【 石見銀山・清水谷精錬所跡 】

石見銀山(いわみぎんざん)は、大田市にある戦国時代後期から江戸時代前期にかけて最盛期を迎えた日本最大の銀山(現在は閉山しています)です。
2007年7月2日、世界遺産に登録されましたが、「世界遺産に登録されたところが全て素晴らしいのかといえば、そうとも限らない。
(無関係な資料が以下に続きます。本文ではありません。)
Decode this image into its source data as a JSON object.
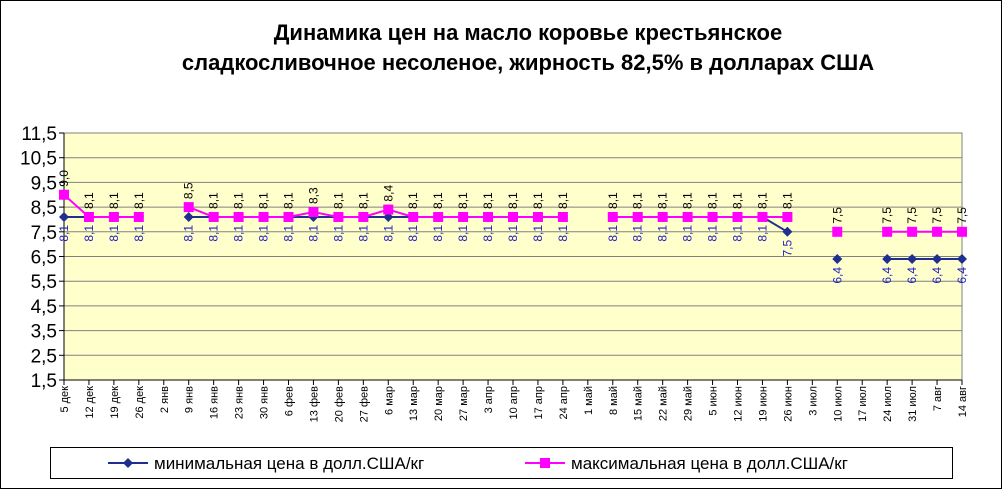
{
  "chart_data": {
    "type": "line",
    "title": [
      "Динамика цен на масло коровье крестьянское",
      "сладкосливочное несоленое, жирность  82,5%  в долларах США"
    ],
    "categories": [
      "5 дек",
      "12 дек",
      "19 дек",
      "26 дек",
      "2 янв",
      "9 янв",
      "16 янв",
      "23 янв",
      "30 янв",
      "6 фев",
      "13 фев",
      "20 фев",
      "27 фев",
      "6 мар",
      "13 мар",
      "20 мар",
      "27 мар",
      "3 апр",
      "10 апр",
      "17 апр",
      "24 апр",
      "1 май",
      "8 май",
      "15 май",
      "22 май",
      "29 май",
      "5 июн",
      "12 июн",
      "19 июн",
      "26 июн",
      "3 июл",
      "10 июл",
      "17 июл",
      "24 июл",
      "31 июл",
      "7 авг",
      "14 авг"
    ],
    "series": [
      {
        "name": "минимальная  цена  в долл.США/кг",
        "color": "#1f2f8f",
        "marker": "diamond",
        "label_color": "#2020c0",
        "values": [
          8.1,
          8.1,
          8.1,
          8.1,
          null,
          8.1,
          8.1,
          8.1,
          8.1,
          8.1,
          8.1,
          8.1,
          8.1,
          8.1,
          8.1,
          8.1,
          8.1,
          8.1,
          8.1,
          8.1,
          8.1,
          null,
          8.1,
          8.1,
          8.1,
          8.1,
          8.1,
          8.1,
          8.1,
          7.5,
          null,
          6.4,
          null,
          6.4,
          6.4,
          6.4,
          6.4
        ],
        "value_labels": [
          "8,1",
          "8,1",
          "8,1",
          "8,1",
          null,
          "8,1",
          "8,1",
          "8,1",
          "8,1",
          "8,1",
          "8,1",
          "8,1",
          "8,1",
          "8,1",
          "8,1",
          "8,1",
          "8,1",
          "8,1",
          "8,1",
          "8,1",
          "8,1",
          null,
          "8,1",
          "8,1",
          "8,1",
          "8,1",
          "8,1",
          "8,1",
          "8,1",
          "7,5",
          null,
          "6,4",
          null,
          "6,4",
          "6,4",
          "6,4",
          "6,4"
        ]
      },
      {
        "name": "максимальная  цена  в долл.США/кг",
        "color": "#ff00ff",
        "marker": "square",
        "label_color": "#000000",
        "values": [
          9.0,
          8.1,
          8.1,
          8.1,
          null,
          8.5,
          8.1,
          8.1,
          8.1,
          8.1,
          8.3,
          8.1,
          8.1,
          8.4,
          8.1,
          8.1,
          8.1,
          8.1,
          8.1,
          8.1,
          8.1,
          null,
          8.1,
          8.1,
          8.1,
          8.1,
          8.1,
          8.1,
          8.1,
          8.1,
          null,
          7.5,
          null,
          7.5,
          7.5,
          7.5,
          7.5
        ],
        "value_labels": [
          "9,0",
          "8,1",
          "8,1",
          "8,1",
          null,
          "8,5",
          "8,1",
          "8,1",
          "8,1",
          "8,1",
          "8,3",
          "8,1",
          "8,1",
          "8,4",
          "8,1",
          "8,1",
          "8,1",
          "8,1",
          "8,1",
          "8,1",
          "8,1",
          null,
          "8,1",
          "8,1",
          "8,1",
          "8,1",
          "8,1",
          "8,1",
          "8,1",
          "8,1",
          null,
          "7,5",
          null,
          "7,5",
          "7,5",
          "7,5",
          "7,5"
        ]
      }
    ],
    "ylim": [
      1.5,
      11.5
    ],
    "yticks": [
      {
        "value": 1.5,
        "label": "1,5"
      },
      {
        "value": 2.5,
        "label": "2,5"
      },
      {
        "value": 3.5,
        "label": "3,5"
      },
      {
        "value": 4.5,
        "label": "4,5"
      },
      {
        "value": 5.5,
        "label": "5,5"
      },
      {
        "value": 6.5,
        "label": "6,5"
      },
      {
        "value": 7.5,
        "label": "7,5"
      },
      {
        "value": 8.5,
        "label": "8,5"
      },
      {
        "value": 9.5,
        "label": "9,5"
      },
      {
        "value": 10.5,
        "label": "10,5"
      },
      {
        "value": 11.5,
        "label": "11,5"
      }
    ],
    "grid": true,
    "legend": "bottom",
    "plot_background": "#ffffcc"
  }
}
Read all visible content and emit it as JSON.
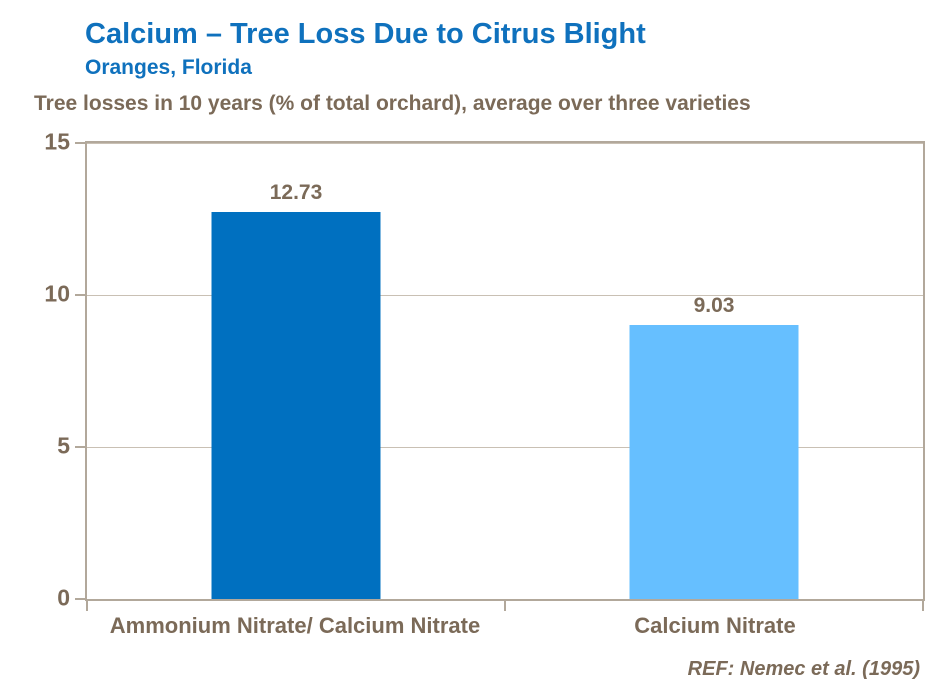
{
  "header": {
    "title": "Calcium – Tree Loss Due to Citrus Blight",
    "subtitle": "Oranges, Florida"
  },
  "chart_data": {
    "type": "bar",
    "title": "Calcium – Tree Loss Due to Citrus Blight",
    "subtitle": "Oranges, Florida",
    "measure_note": "Tree losses in 10 years (% of total orchard), average over three varieties",
    "categories": [
      "Ammonium Nitrate/ Calcium Nitrate",
      "Calcium Nitrate"
    ],
    "values": [
      12.73,
      9.03
    ],
    "value_labels": [
      "12.73",
      "9.03"
    ],
    "bar_colors": [
      "#0070C0",
      "#66BFFF"
    ],
    "ylim": [
      0,
      15
    ],
    "yticks": [
      0,
      5,
      10,
      15
    ],
    "grid": true,
    "legend": false,
    "reference": "REF: Nemec et al. (1995)"
  },
  "colors": {
    "title_blue": "#0f71bd",
    "text_brown": "#7b6a58",
    "axis_border": "#b2a89b",
    "gridline": "#c9c0b4",
    "background": "#ffffff"
  }
}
」というのを再認識しました。

ここでは清水谷精錬所跡を中心に、龍源寺間歩(りゅうげんじまぶ)〜石見銀山公園までをご案内しています。
龍源寺間歩の様子はこちらでどうぞ→石見銀山・龍源寺間歩

(2009年9月24日訪問)
 
龍源寺間歩出口付近の佐毘売山(さひめやま)神社への鳥居です。
新切間歩です。
世界遺産に指定されている当地区ですが、所々に人が住んでいないのではないかと思われるような家が、
ありました。
清水寺です。
16:33頃、訪問してみたかった清水谷精錬所跡(しみずだにせいれんしょあと)に着きました。
清水谷精錬所跡(しみずだにせいれんしょあと)です。
徳川幕府が崩壊し明治時代になると、石見銀山では一部の既存の間歩(坑道)を利用した地元の人たちによる小規模な採鉱がかろうじて続いていましたが、本格的な銀生産の再開は、明治19年(1886)に萩出身の藤田伝三郎たちが起業した大阪の藤田組(現在の同和鉱業株式会社の前身)による採掘権(借区権)の入手を待ちます。
藤田組は、仙ノ山(せんのやま)の南側の本谷地区の福石鉱床(ふくいしこうしょう)の金銀含有率と量に着目し、それによる銀生産を計画、明治27年(1894)に武田恭作(たけだきょうさく:当時東京帝国大学冶金学科学生)氏の設計による近代的な銀の精錬所の建設を開始し、20万円の巨費を投じて翌年に完成、4月から操業を開始しました。
この精錬所には写真のような施設群(下2枚の画像もそうです)があり、福石鉱床で採掘した原料の鉱石は、新たに掘削した金生坑(きんせいこう)と拡張した既存の蔵之丞間歩(くらのじょうまぶ)を通って精錬所の最上段までトロッコで運んでいた状況をうかがい知ることが出来ます。
鉱石の品質が予想より悪く、また設備の銀の生産能力も十分でなかったことから不採算となり、明治29年10月に、開始からわずか1年半で操業を停止しました。
その後、藤田組は柑子谷(こうじたに)に永久精錬所(えいきゅうせいれんしょ)を新たに建設して、銅生産を中心に大正12年(1922)まで操業しました。<案内板から>
当時の清水谷精錬所です。<案内板から>
当時の精錬所遠景<案内板から>
もう少し山側に進んで、
この小道を進むと
このような
スロープ部分があり(ここを左に曲がると、スロープが続いています)、
精錬所跡の上の方に行けます。
清水谷精錬所跡です。
清水谷精錬所跡です。
清水谷精錬所跡です。
清水谷精錬所跡です。
清水谷精錬所跡です。
清水谷精錬所跡です。
清水谷精錬所跡です。
写真もたくさん写しましたので、そろそろ次へ向かいます。
上のほうでも書きましたが、人が住んでいないのではないかと思われるような家が、
この辺りにもあります。
銀山大盛祈願道場碑(ぎんざんたいせいきがんどうじょうひ)
銀山では鉱山の発展を祈願する場所として佐毘売山(さひめやま)神社と共に龍昌寺(りゅうしょうじ)と観世音寺(かんじょうじ)が指定されましたが、それを示した石碑のようです。
石碑に向かって左側の面に「嘉永二年」(1849)の銘があり、大盛祈願の大修法がこの年に行なわれたようです。
いつから祈願寺となったのか不明ですが、祈祷は毎年正月20日の大般若経転読をもって行なわれました。
石見銀山公園へ向かう遊歩道です。
石見銀山公園まで戻った後、「大森代官所跡まで行って、石見銀山世界遺産センターバスに乗ろうかな。」とも思いそちら方向に向かって歩き出しました。
しかし、バスの出発時間に間に合わないとマズイので、
この辺りでUターンして、大森バス停から乗車することにしました。